Some features of Avisynth filters won't be possible to emulate. Audio filters can't be supported because that's an entirely different system; source filters are likely also problematic. And any filter that attempts to create and manipulate upstream filters, particularly meta-filters like Animate(), definitely won't work. Also, VirtualDub doesn't support interlaced YV12, nor does it require that scanlines be aligned to 16 byte boundaries. Finally, Avisynth video frames only specify a Y pitch and a shared Cb/Cr pitch for memory layout (two pitches), whereas VirtualDub simply has three independent planes (three pitches). I might be convinced to go two-pitch myself, though, as I haven't encountered a circumstance yet where different Cb/Cr pitches are necessary.

(I've also heard rumors of a YV24 format being proposed for straight 4:4:4 planar YCbCr in Avisynth 2.6. It just so happens I already have an internal format called nsVDPixmap::kPixFormat_YUV444_Planar, even in the already-released 1.6.10....)
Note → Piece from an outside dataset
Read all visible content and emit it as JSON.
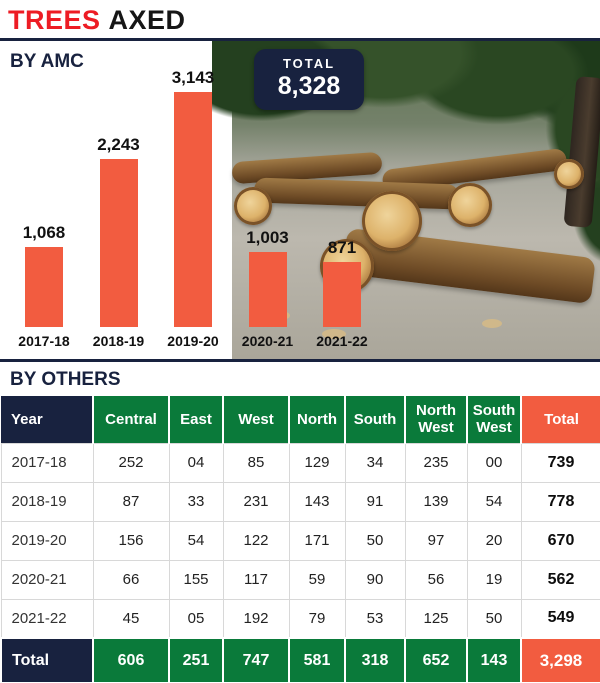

I did manage to get an Avisynth-to-VF2 filter wrapper working as a proof-of-concept exercise using Donald Graft's Logo filter for Avisynth, but only hackily and with hardcoded clip parameters. It's being pushed to the back-burner for now until I get my own stuff working.

Current status

I'm currently ironing out the kinks on the integration between VF2 and the rendering engine. The ability to change the length and rate of the video stream in the filter graph has messed up a lot of other code that expects the input and output streams to be related; the biggest issue is that now the input and output timelines have to be separated, with some way to switch between them. This will mess up the UI a bit. On the other hand, it makes a lot more interesting video manipulations possible too, like ease-in/out.


This blog was originally open for comments when this entry was first posted, but was later closed and then removed due to spam and after a migration away from the original blog software. Unfortunately, it would have been a lot of work to reformat the comments to republish them. The author thanks everyone who posted comments and added to the discussion.